Not till February 1866 did Queen Victoria consent to open Parliament again in person. She was accompanied by the Prince of Wales and two of her daughters, the Princess of Wales being accommodated with a seat on the Woolsack facing the Throne.
Queen Victoria with Prince Albert Victor
Photograph by Hughes and Mullins, Ryde
It was in this year, when the Austro-German war was going on, that King Edward established special telegraphic communication between Marlborough House and the seat of war. Like his lamented mother, he is a shrewd observer of foreign politics, and now that he is called upon to reign, he will be, as she was, the greatest help to the Foreign Minister of the day. He has since kept up in every important war the practice of securing the earliest possible telegraphic information, notably in the Franco-Prussian, the Russo-Turkish, and the Greco-Turkish wars, but most of all in the Boer war.

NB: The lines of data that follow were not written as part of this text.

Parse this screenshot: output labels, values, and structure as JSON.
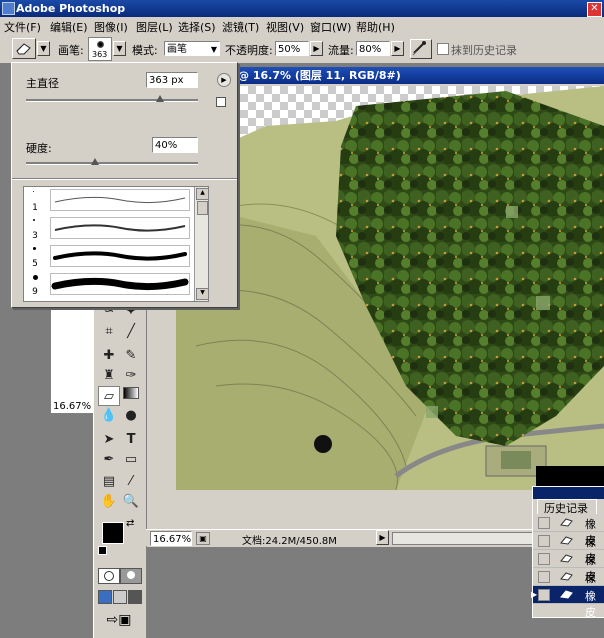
{
  "app": {
    "title": "Adobe Photoshop"
  },
  "menu": [
    "文件(F)",
    "编辑(E)",
    "图像(I)",
    "图层(L)",
    "选择(S)",
    "滤镜(T)",
    "视图(V)",
    "窗口(W)",
    "帮助(H)"
  ],
  "options": {
    "brush_label": "画笔:",
    "brush_size": "363",
    "mode_label": "模式:",
    "mode_value": "画笔",
    "opacity_label": "不透明度:",
    "opacity_value": "50%",
    "flow_label": "流量:",
    "flow_value": "80%",
    "erase_history_label": "抹到历史记录"
  },
  "brush_panel": {
    "diameter_label": "主直径",
    "diameter_value": "363 px",
    "diameter_level": 0.78,
    "hardness_label": "硬度:",
    "hardness_value": "40%",
    "hardness_level": 0.4,
    "presets": [
      {
        "size": "1"
      },
      {
        "size": "3"
      },
      {
        "size": "5"
      },
      {
        "size": "9"
      }
    ]
  },
  "document": {
    "title": "@ 16.7% (图层 11, RGB/8#)",
    "zoom": "16.67%",
    "doc_info": "文档:24.2M/450.8M"
  },
  "navigator": {
    "zoom": "16.67%"
  },
  "history": {
    "title": "历史记录",
    "items": [
      "橡皮",
      "橡皮",
      "橡皮",
      "橡皮",
      "橡皮"
    ]
  },
  "colors": {
    "accent": "#0a246a",
    "panel": "#d4d0c8"
  },
  "icons": [
    "eraser-icon",
    "lasso-icon",
    "crop-icon",
    "healing-brush-icon",
    "brush-icon",
    "stamp-icon",
    "history-brush-icon",
    "gradient-icon",
    "blur-icon",
    "dodge-icon",
    "path-select-icon",
    "type-icon",
    "pen-icon",
    "shape-icon",
    "notes-icon",
    "eyedropper-icon",
    "hand-icon",
    "zoom-icon",
    "swap-colors-icon",
    "quick-mask-icon",
    "screen-mode-icon",
    "jump-to-imageready-icon"
  ]
}
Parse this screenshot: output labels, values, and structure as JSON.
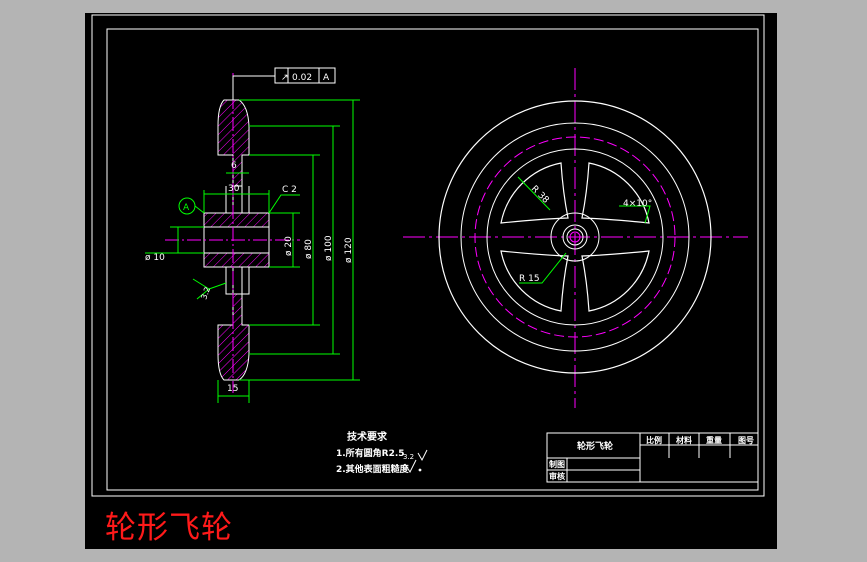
{
  "drawing": {
    "caption": "轮形飞轮",
    "colors": {
      "background": "#b4b4b4",
      "sheet": "#000000",
      "outline": "#ffffff",
      "dimension": "#00ff00",
      "centerline": "#ff00ff",
      "hatch": "#ff00ff",
      "caption": "#ff1a1a"
    },
    "tolerance_frame": {
      "symbol": "↗",
      "value": "0.02",
      "datum": "A"
    },
    "datum_label": "A",
    "dimensions": {
      "width_6": "6",
      "width_30": "30",
      "chamfer": "C 2",
      "dia_10": "ø 10",
      "dia_20": "ø 20",
      "dia_80": "ø 80",
      "dia_100": "ø 100",
      "dia_120": "ø 120",
      "rim_15": "15",
      "roughness": "3.2",
      "radius_38": "R 38",
      "radius_15": "R 15",
      "spokes": "4×10°"
    },
    "tech_requirements": {
      "heading": "技术要求",
      "line1": "1.所有圆角R2.5",
      "line1_roughness": "3.2",
      "line2": "2.其他表面粗糙度"
    },
    "title_block": {
      "part_name": "轮形飞轮",
      "headers": [
        "比例",
        "材料",
        "重量",
        "图号"
      ],
      "row_labels": [
        "制图",
        "审核"
      ]
    }
  }
}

In the summer of 1866 the King laid the foundation-stone of the new building of the British and Foreign Bible Society, when he was received by the venerable Earl of Shaftesbury, President of the Society, the Lord Mayor, the Archbishop of York, and the Bishop of Winchester.

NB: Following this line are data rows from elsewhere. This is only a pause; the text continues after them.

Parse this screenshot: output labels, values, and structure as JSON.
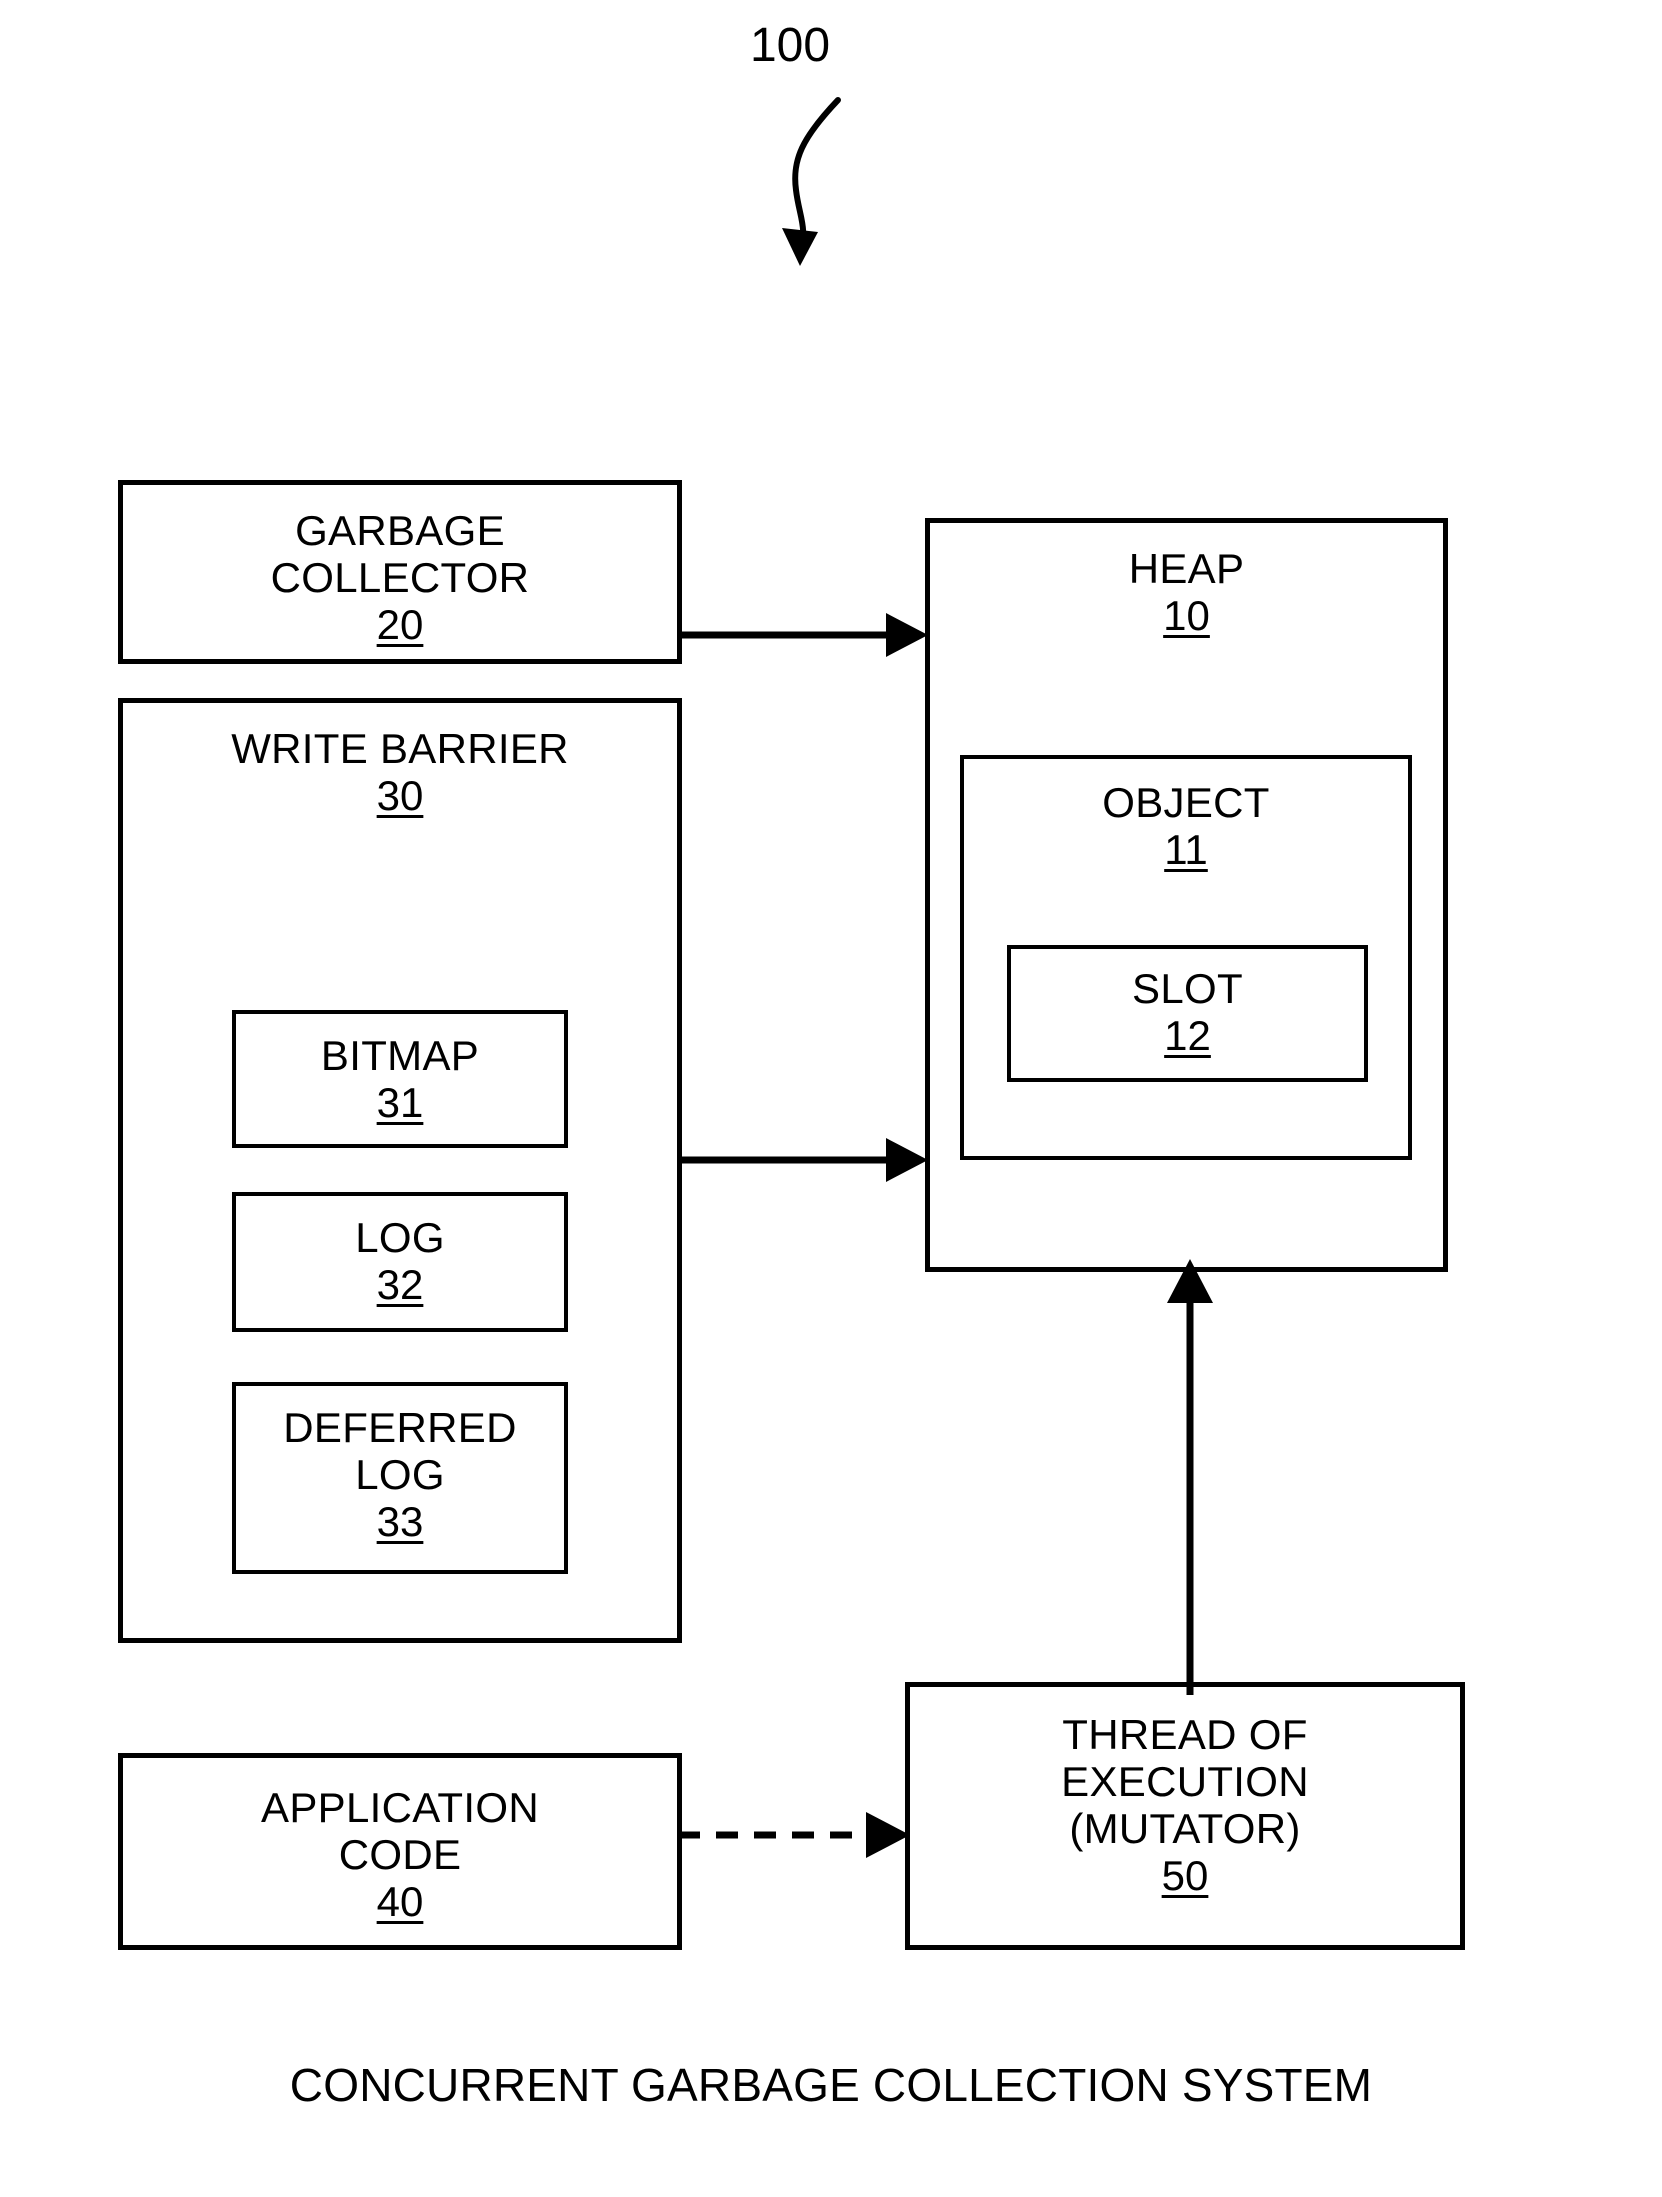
{
  "figure": {
    "reference_numeral": "100",
    "caption": "CONCURRENT GARBAGE COLLECTION SYSTEM"
  },
  "blocks": {
    "garbage_collector": {
      "label": "GARBAGE\nCOLLECTOR",
      "ref": "20"
    },
    "write_barrier": {
      "label": "WRITE BARRIER",
      "ref": "30"
    },
    "bitmap": {
      "label": "BITMAP",
      "ref": "31"
    },
    "log": {
      "label": "LOG",
      "ref": "32"
    },
    "deferred_log": {
      "label": "DEFERRED\nLOG",
      "ref": "33"
    },
    "application_code": {
      "label": "APPLICATION\nCODE",
      "ref": "40"
    },
    "heap": {
      "label": "HEAP",
      "ref": "10"
    },
    "object": {
      "label": "OBJECT",
      "ref": "11"
    },
    "slot": {
      "label": "SLOT",
      "ref": "12"
    },
    "thread": {
      "label": "THREAD OF\nEXECUTION\n(MUTATOR)",
      "ref": "50"
    }
  },
  "connectors": {
    "gc_to_heap": {
      "style": "solid",
      "direction": "right"
    },
    "wb_to_heap": {
      "style": "solid",
      "direction": "right"
    },
    "app_to_thread": {
      "style": "dashed",
      "direction": "right"
    },
    "thread_to_heap": {
      "style": "solid",
      "direction": "up"
    },
    "reference_leader": {
      "style": "curved",
      "direction": "down"
    }
  },
  "colors": {
    "stroke": "#000000",
    "background": "#ffffff"
  }
}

In his speech the King recalled the fact that only sixty-three years previously Mr. Wilberforce had met with a few friends in a small room in a dingy counting-house and had established the Bible Society, while in the interval the Society had already spent six millions of money in the furtherance of its objects, and that it had contributed to the translation of the Bible into two hundred and eighty different languages and dialects. The King further said:—
“I have an hereditary claim to be here on this occasion. My grandfather, the Duke of Kent, warmly advocated the claims of the Society, and it is gratifying to me to reflect that the two modern versions of the Scriptures more widely circulated than any others—the German and English—were both in their origin connected with my family. The translation of Martin Luther was executed under the protection of the Elector of Saxony, the collateral ancestor of my lamented father; whilst that of William Tyndale—the foundation of the present Authorised English Version—was introduced with the sanction of the Royal predecessor of my mother, the Queen who first desired that ‘the Bible shall have free course through all Christendom, but especially in my own realm.’ It is my hope and trust that, under the Divine guidance, the wider diffusion and a deeper study of the Scriptures will, in this as in every age, be at once the surest guarantee of the progress and liberty of mind, and the means of multiplying in the present form the consolations of our holy religion.”